How can and should it be measured?
Will this value have any worth at the end?
Or is this value just as insignificant as everything else?
If pride in fact does have value, then:
Does respect for oneself represent pride?
Or do the actions that we make represent what can be used as the substance in which we can take pride? Is it the values, the ideas, the mindset we hold that represent that?
If there were a greater representation of this pride out there that could be used to measure one's own self-worth, should it then be used to measure the overall worth of another person, a society?
What I want to believe is that pride should be measured through humility. I want my pride to be based not on the value of myself, but on how I could increase the value of how others perceive themselves.
I think pride shouldn't be measured by the number of achievements one has made for themselves, but instead, measured by the impact one has on other people.
This concept of pride is valued, even until the end—because a life could either be forgotten or be remembered. A life could be remembered as good, great, and incredible, just as quickly as it could be remembered as bad, horrible, and egregious.
And if a life is remembered as bad, horrible, and egregious, then is it even worth being remembered at all?

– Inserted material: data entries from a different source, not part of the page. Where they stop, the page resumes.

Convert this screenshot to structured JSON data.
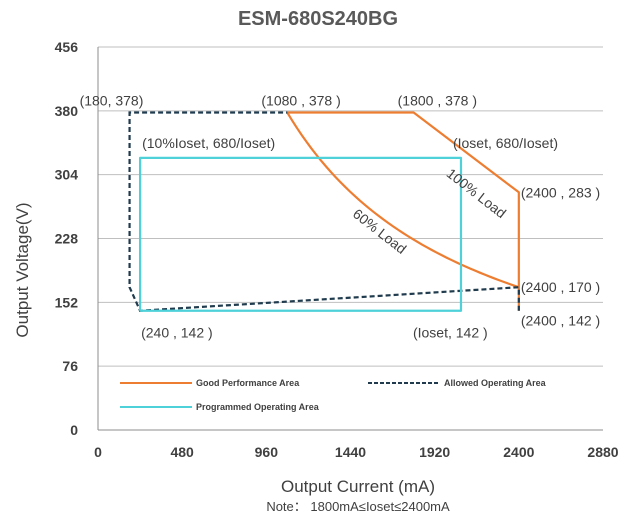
{
  "chart_data": {
    "type": "line",
    "title": "ESM-680S240BG",
    "xlabel": "Output Current (mA)",
    "ylabel": "Output Voltage(V)",
    "note": "Note： 1800mA≤Ioset≤2400mA",
    "xlim": [
      0,
      2880
    ],
    "ylim": [
      0,
      456
    ],
    "xticks": [
      0,
      480,
      960,
      1440,
      1920,
      2400,
      2880
    ],
    "yticks": [
      0,
      76,
      152,
      228,
      304,
      380,
      456
    ],
    "grid": "horizontal",
    "legend_position": "bottom-left",
    "colors": {
      "good": "#ED7D31",
      "allowed": "#1F3B4D",
      "programmed": "#4FD1D9",
      "grid": "#BFBFBF",
      "axis": "#8C8C8C"
    },
    "series": [
      {
        "name": "Good Performance Area",
        "style": "solid",
        "color": "#ED7D31",
        "segments": [
          {
            "x": [
              1080,
              1800,
              2400,
              2400,
              2400
            ],
            "y": [
              378,
              378,
              283,
              170,
              142
            ]
          }
        ],
        "curves": [
          {
            "kind": "constant_power",
            "power_w": 408,
            "x_range": [
              1080,
              2400
            ]
          }
        ]
      },
      {
        "name": "Allowed Operating Area",
        "style": "dashed",
        "color": "#1F3B4D",
        "segments": [
          {
            "x": [
              2400,
              2400,
              240,
              180,
              180,
              1080
            ],
            "y": [
              142,
              170,
              142,
              170,
              378,
              378
            ]
          }
        ]
      },
      {
        "name": "Programmed Operating Area",
        "style": "solid",
        "color": "#4FD1D9",
        "segments": [
          {
            "x": [
              240,
              240,
              2070,
              2070,
              240
            ],
            "y": [
              142,
              324,
              324,
              142,
              142
            ]
          }
        ]
      }
    ],
    "annotations": [
      {
        "text": "(180, 378)",
        "x": 180,
        "y": 378
      },
      {
        "text": "(1080 , 378 )",
        "x": 1080,
        "y": 378
      },
      {
        "text": "(1800 , 378 )",
        "x": 1800,
        "y": 378
      },
      {
        "text": "(10%Ioset, 680/Ioset)",
        "x": 240,
        "y": 324
      },
      {
        "text": "(Ioset, 680/Ioset)",
        "x": 2070,
        "y": 324
      },
      {
        "text": "(2400 , 283 )",
        "x": 2400,
        "y": 283
      },
      {
        "text": "(2400 , 170 )",
        "x": 2400,
        "y": 170
      },
      {
        "text": "(2400 , 142 )",
        "x": 2400,
        "y": 142
      },
      {
        "text": "(240 , 142 )",
        "x": 240,
        "y": 142
      },
      {
        "text": "(Ioset, 142 )",
        "x": 2070,
        "y": 142
      },
      {
        "text": "100% Load",
        "x": 2050,
        "y": 295
      },
      {
        "text": "60% Load",
        "x": 1550,
        "y": 248
      }
    ]
  }
}
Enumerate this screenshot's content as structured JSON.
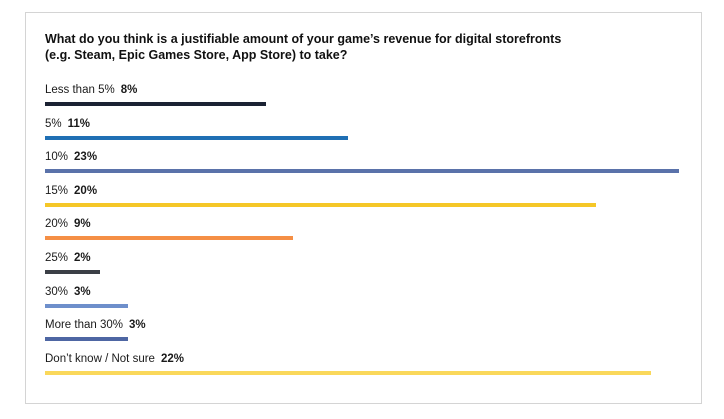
{
  "card": {
    "title_line1": "What do you think is a justifiable amount of your game’s revenue for digital storefronts",
    "title_line2": "(e.g. Steam, Epic Games Store, App Store) to take?"
  },
  "chart_data": {
    "type": "bar",
    "orientation": "horizontal",
    "title": "What do you think is a justifiable amount of your game’s revenue for digital storefronts (e.g. Steam, Epic Games Store, App Store) to take?",
    "categories": [
      "Less than 5%",
      "5%",
      "10%",
      "15%",
      "20%",
      "25%",
      "30%",
      "More than 30%",
      "Don’t know / Not sure"
    ],
    "values": [
      8,
      11,
      23,
      20,
      9,
      2,
      3,
      3,
      22
    ],
    "value_labels": [
      "8%",
      "11%",
      "23%",
      "20%",
      "9%",
      "2%",
      "3%",
      "3%",
      "22%"
    ],
    "colors": [
      "#1b2233",
      "#1f6fb4",
      "#5a72aa",
      "#f5c727",
      "#f58f45",
      "#3b3f46",
      "#6e8fcb",
      "#4e66a3",
      "#fad85b"
    ],
    "unit": "%",
    "xlim": [
      0,
      23
    ],
    "grid": false,
    "legend": "none"
  }
}
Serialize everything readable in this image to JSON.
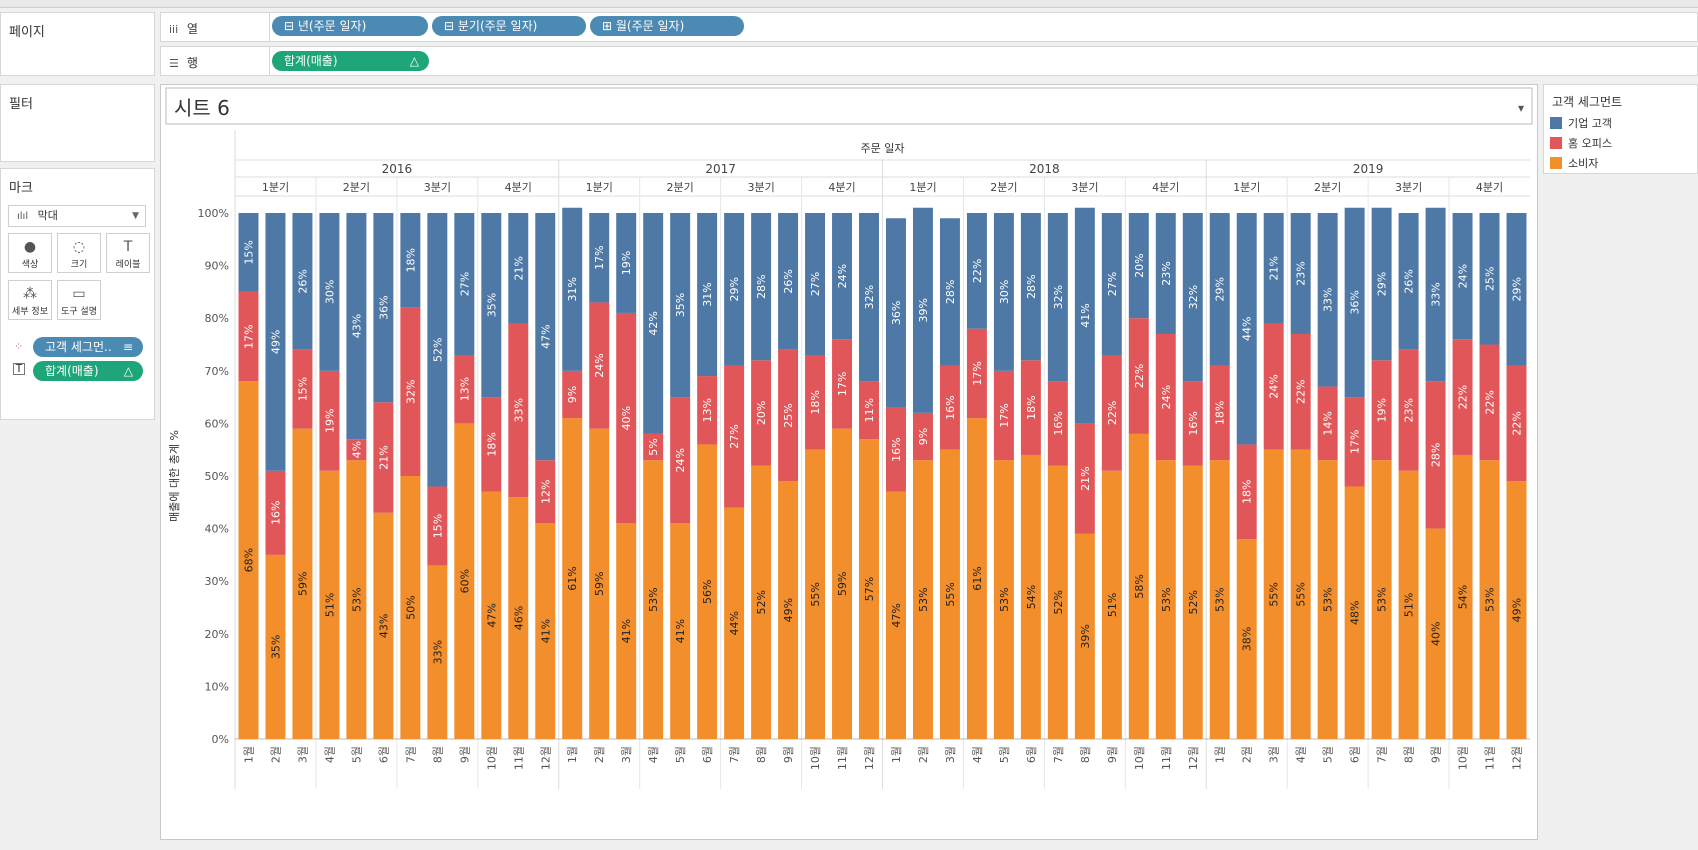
{
  "shelves": {
    "pages_label": "페이지",
    "columns_label": "열",
    "rows_label": "행",
    "column_pills": [
      "⊟ 년(주문 일자)",
      "⊟ 분기(주문 일자)",
      "⊞ 월(주문 일자)"
    ],
    "row_pill": "합계(매출)",
    "row_pill_icon": "△"
  },
  "filters": {
    "title": "필터"
  },
  "marks": {
    "title": "마크",
    "type": "막대",
    "buttons": {
      "color": "색상",
      "size": "크기",
      "label": "레이블",
      "detail": "세부 정보",
      "tooltip": "도구 설명"
    },
    "pill_segment": "고객 세그먼..",
    "pill_sales": "합계(매출)",
    "pill_sales_icon": "△"
  },
  "sheet": {
    "title": "시트 6",
    "dropdown_icon": "▾"
  },
  "legend": {
    "title": "고객 세그먼트",
    "items": [
      {
        "name": "기업 고객",
        "color": "#4e79a7"
      },
      {
        "name": "홈 오피스",
        "color": "#e15759"
      },
      {
        "name": "소비자",
        "color": "#f28e2b"
      }
    ]
  },
  "chart_data": {
    "type": "bar",
    "stacked": "percent",
    "top_label": "주문 일자",
    "ylabel": "매출에 대한 총계 %",
    "ylim": [
      0,
      100
    ],
    "y_ticks": [
      "0%",
      "10%",
      "20%",
      "30%",
      "40%",
      "50%",
      "60%",
      "70%",
      "80%",
      "90%",
      "100%"
    ],
    "years": [
      "2016",
      "2017",
      "2018",
      "2019"
    ],
    "quarters": [
      "1분기",
      "2분기",
      "3분기",
      "4분기"
    ],
    "months": [
      "1월",
      "2월",
      "3월",
      "4월",
      "5월",
      "6월",
      "7월",
      "8월",
      "9월",
      "10월",
      "11월",
      "12월"
    ],
    "series": [
      {
        "name": "소비자",
        "color": "#f28e2b",
        "values": [
          68,
          35,
          59,
          51,
          53,
          43,
          50,
          33,
          60,
          47,
          46,
          41,
          61,
          59,
          41,
          53,
          41,
          56,
          44,
          52,
          49,
          55,
          59,
          57,
          47,
          53,
          55,
          61,
          53,
          54,
          52,
          39,
          51,
          58,
          53,
          52,
          53,
          38,
          55,
          55,
          53,
          48,
          53,
          51,
          40,
          54,
          53,
          49
        ]
      },
      {
        "name": "홈 오피스",
        "color": "#e15759",
        "values": [
          17,
          16,
          15,
          19,
          4,
          21,
          32,
          15,
          13,
          18,
          33,
          12,
          9,
          24,
          40,
          5,
          24,
          13,
          27,
          20,
          25,
          18,
          17,
          11,
          16,
          9,
          16,
          17,
          17,
          18,
          16,
          21,
          22,
          22,
          24,
          16,
          18,
          18,
          24,
          22,
          14,
          17,
          19,
          23,
          28,
          22,
          22,
          22
        ]
      },
      {
        "name": "기업 고객",
        "color": "#4e79a7",
        "values": [
          15,
          49,
          26,
          30,
          43,
          36,
          18,
          52,
          27,
          35,
          21,
          47,
          31,
          17,
          19,
          42,
          35,
          31,
          29,
          28,
          26,
          27,
          24,
          32,
          36,
          39,
          28,
          22,
          30,
          28,
          32,
          41,
          27,
          20,
          23,
          32,
          29,
          44,
          21,
          23,
          33,
          36,
          29,
          26,
          33,
          24,
          25,
          29
        ]
      }
    ]
  }
}
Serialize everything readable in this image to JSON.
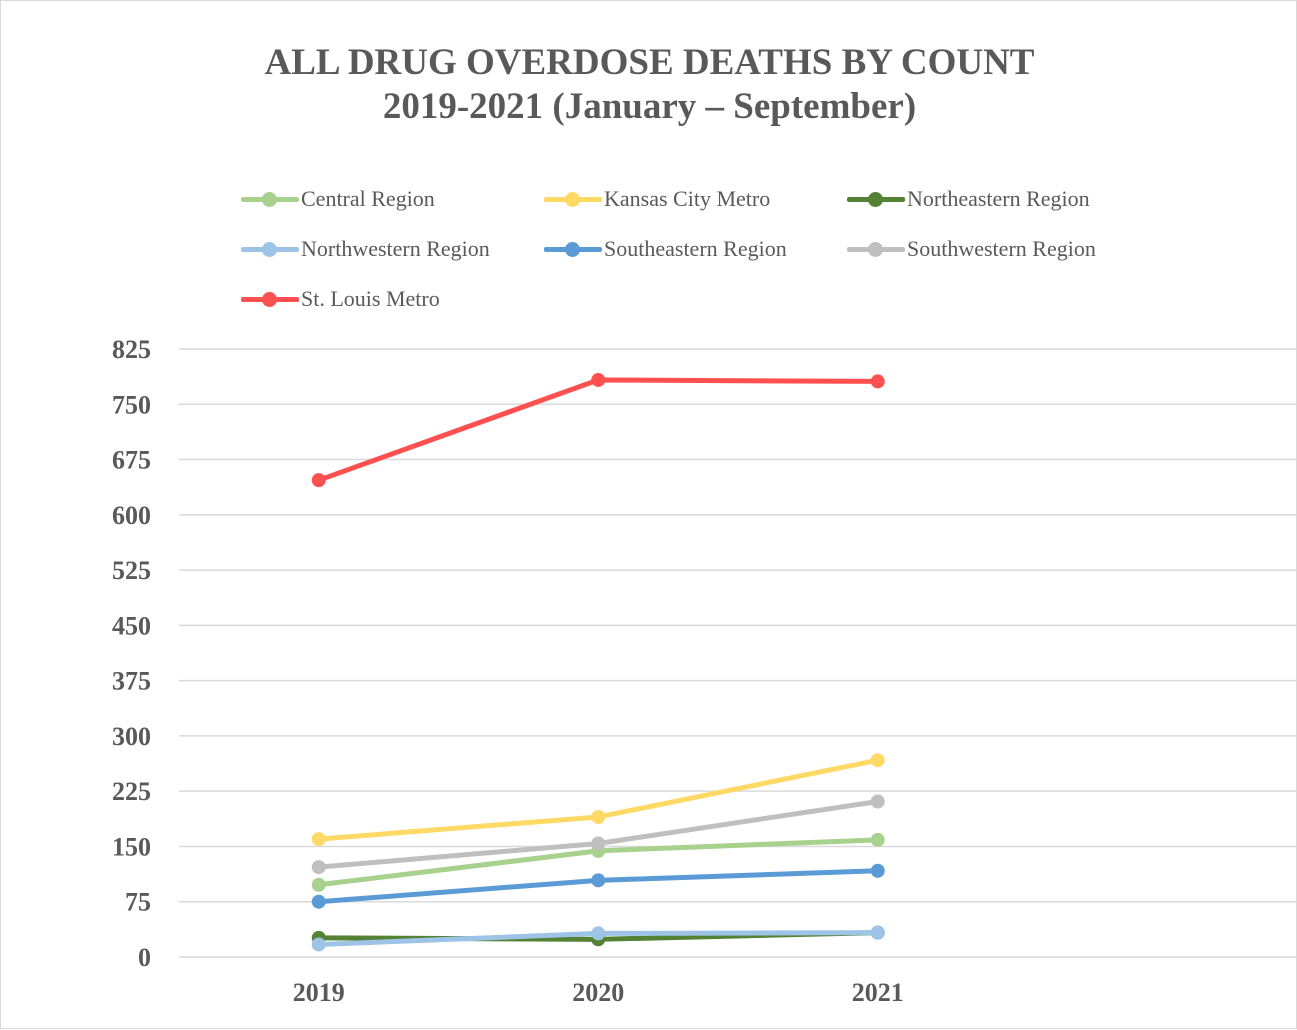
{
  "title_line1": "ALL DRUG OVERDOSE DEATHS BY COUNT",
  "title_line2": "2019-2021 (January – September)",
  "chart_data": {
    "type": "line",
    "title": "ALL DRUG OVERDOSE DEATHS BY COUNT 2019-2021 (January – September)",
    "categories": [
      "2019",
      "2020",
      "2021"
    ],
    "x_extent": 4,
    "ylim": [
      0,
      825
    ],
    "yticks": [
      0,
      75,
      150,
      225,
      300,
      375,
      450,
      525,
      600,
      675,
      750,
      825
    ],
    "grid": true,
    "legend_position": "top",
    "series": [
      {
        "name": "Central Region",
        "color": "#a9d18e",
        "values": [
          98,
          144,
          159
        ]
      },
      {
        "name": "Kansas City Metro",
        "color": "#ffd966",
        "values": [
          160,
          190,
          267
        ]
      },
      {
        "name": "Northeastern Region",
        "color": "#548235",
        "values": [
          26,
          24,
          33
        ]
      },
      {
        "name": "Northwestern Region",
        "color": "#9dc3e6",
        "values": [
          17,
          32,
          33
        ]
      },
      {
        "name": "Southeastern Region",
        "color": "#5b9bd5",
        "values": [
          75,
          104,
          117
        ]
      },
      {
        "name": "Southwestern Region",
        "color": "#bfbfbf",
        "values": [
          122,
          154,
          211
        ]
      },
      {
        "name": "St. Louis Metro",
        "color": "#ff5050",
        "values": [
          647,
          783,
          781
        ]
      }
    ]
  }
}
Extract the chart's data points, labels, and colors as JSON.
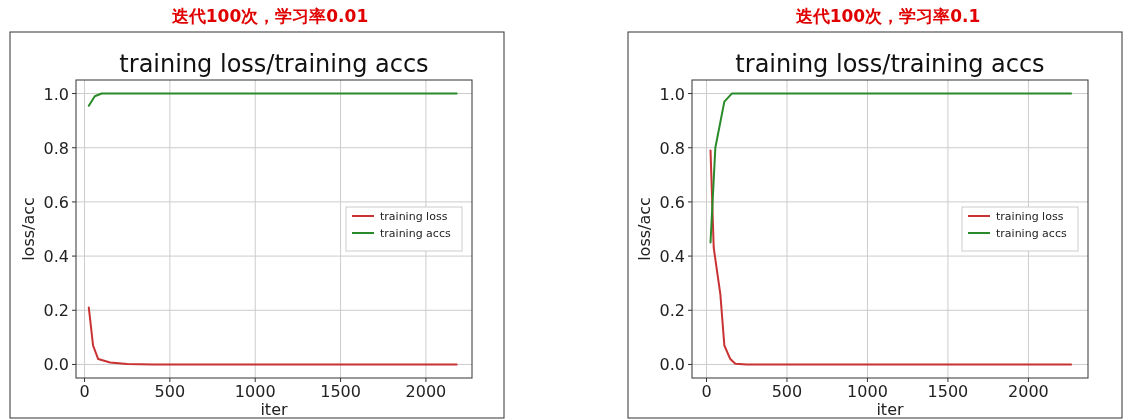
{
  "chart_data": [
    {
      "type": "line",
      "title": "迭代100次，学习率0.01",
      "subtitle": "training loss/training accs",
      "xlabel": "iter",
      "ylabel": "loss/acc",
      "xlim": [
        -50,
        2270
      ],
      "ylim": [
        -0.05,
        1.05
      ],
      "xticks": [
        0,
        500,
        1000,
        1500,
        2000
      ],
      "yticks": [
        {
          "value": 0,
          "label": "0.0"
        },
        {
          "value": 0.2,
          "label": "0.2"
        },
        {
          "value": 0.4,
          "label": "0.4"
        },
        {
          "value": 0.6,
          "label": "0.6"
        },
        {
          "value": 0.8,
          "label": "0.8"
        },
        {
          "value": 1,
          "label": "1.0"
        }
      ],
      "grid": true,
      "legend": "right",
      "series": [
        {
          "name": "training loss",
          "color": "#c83232",
          "x": [
            25,
            50,
            80,
            150,
            250,
            400,
            2180
          ],
          "values": [
            0.21,
            0.07,
            0.02,
            0.007,
            0.002,
            0,
            0
          ]
        },
        {
          "name": "training accs",
          "color": "#2a8a2a",
          "x": [
            25,
            60,
            100,
            2180
          ],
          "values": [
            0.955,
            0.99,
            1.0,
            1.0
          ]
        }
      ]
    },
    {
      "type": "line",
      "title": "迭代100次，学习率0.1",
      "subtitle": "training loss/training accs",
      "xlabel": "iter",
      "ylabel": "loss/acc",
      "xlim": [
        -90,
        2370
      ],
      "ylim": [
        -0.05,
        1.05
      ],
      "xticks": [
        0,
        500,
        1000,
        1500,
        2000
      ],
      "yticks": [
        {
          "value": 0,
          "label": "0.0"
        },
        {
          "value": 0.2,
          "label": "0.2"
        },
        {
          "value": 0.4,
          "label": "0.4"
        },
        {
          "value": 0.6,
          "label": "0.6"
        },
        {
          "value": 0.8,
          "label": "0.8"
        },
        {
          "value": 1,
          "label": "1.0"
        }
      ],
      "grid": true,
      "legend": "right",
      "series": [
        {
          "name": "training loss",
          "color": "#c83232",
          "x": [
            25,
            45,
            86,
            111,
            148,
            179,
            250,
            2265
          ],
          "values": [
            0.79,
            0.43,
            0.26,
            0.07,
            0.02,
            0.003,
            0,
            0
          ]
        },
        {
          "name": "training accs",
          "color": "#2a8a2a",
          "x": [
            25,
            55,
            111,
            157,
            179,
            2265
          ],
          "values": [
            0.45,
            0.8,
            0.97,
            1.0,
            1.0,
            1.0
          ]
        }
      ]
    }
  ]
}
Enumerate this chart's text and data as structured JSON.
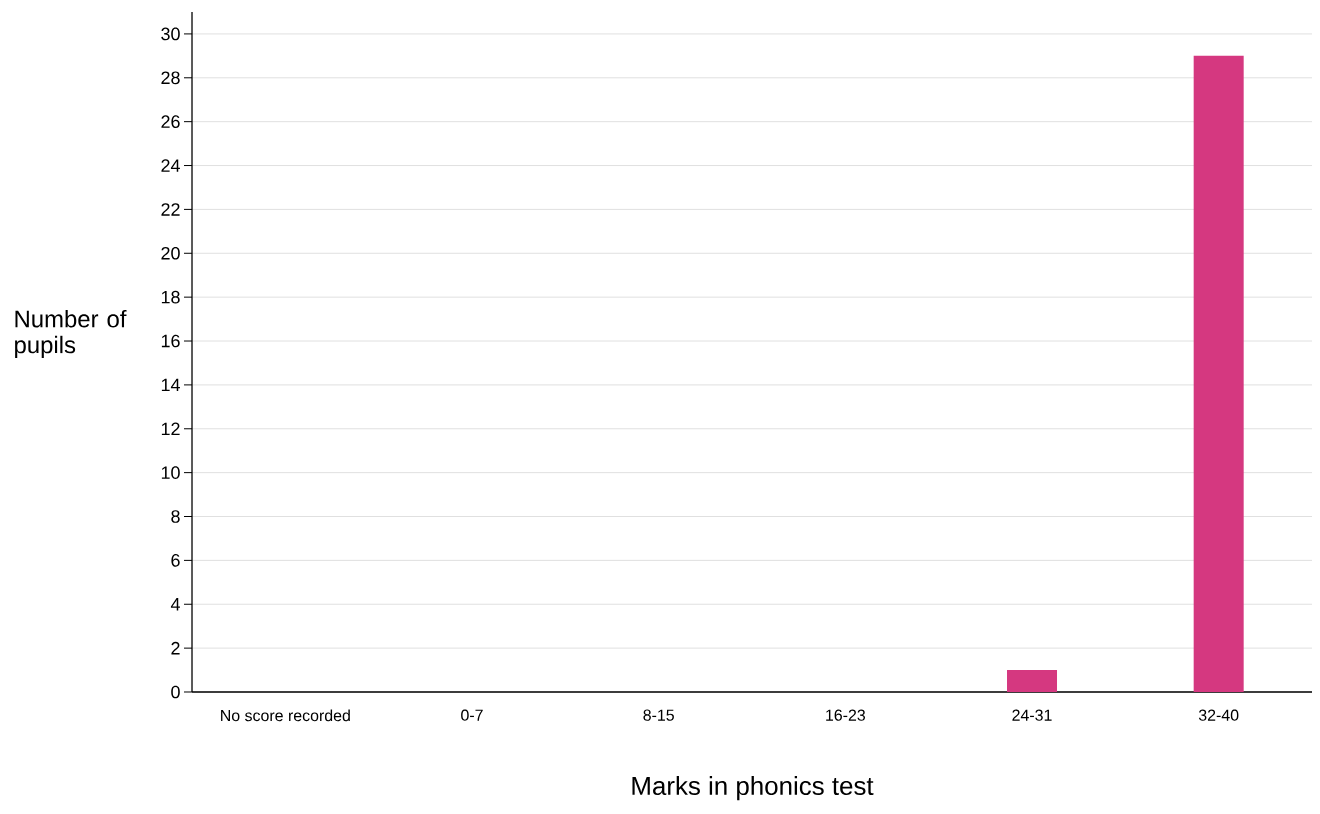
{
  "chart_data": {
    "type": "bar",
    "categories": [
      "No score recorded",
      "0-7",
      "8-15",
      "16-23",
      "24-31",
      "32-40"
    ],
    "values": [
      0,
      0,
      0,
      0,
      1,
      29
    ],
    "color": "#d53880",
    "xlabel": "Marks in phonics test",
    "ylabel": "Number of pupils",
    "ylim": [
      0,
      31
    ],
    "yticks": [
      0,
      2,
      4,
      6,
      8,
      10,
      12,
      14,
      16,
      18,
      20,
      22,
      24,
      26,
      28,
      30
    ],
    "grid": "y"
  }
}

The significance of life varies; however, I want to believe that life should be served as a purpose to build up the lives of others, others who are deserving of it. And that the concept of pride should revolve around that.
Pride should serve as a way to measure one's own worth, not by self-achievement but by the ability for one to assist others in their own achievements, to help build their own pride.
That's not saying that our own achievements aren't worth being prideful in- but we should also take pride in achievements that better the lives of the people important to us.
Our actions define us—but our ideas bind us. And the idea that pride should be measured by our ability to cooperate and enlighten the personal value of others who we can trust illustrates the framework we can use to measure pride.
Pride shouldn't be measured by our actions for ourselves, but instead by our humility, diligence, kindness, support, and understanding.
A life without that type of pride in it shouldn't be a life worth remembering. But a life with those concepts within it—is that a life worth being prideful about?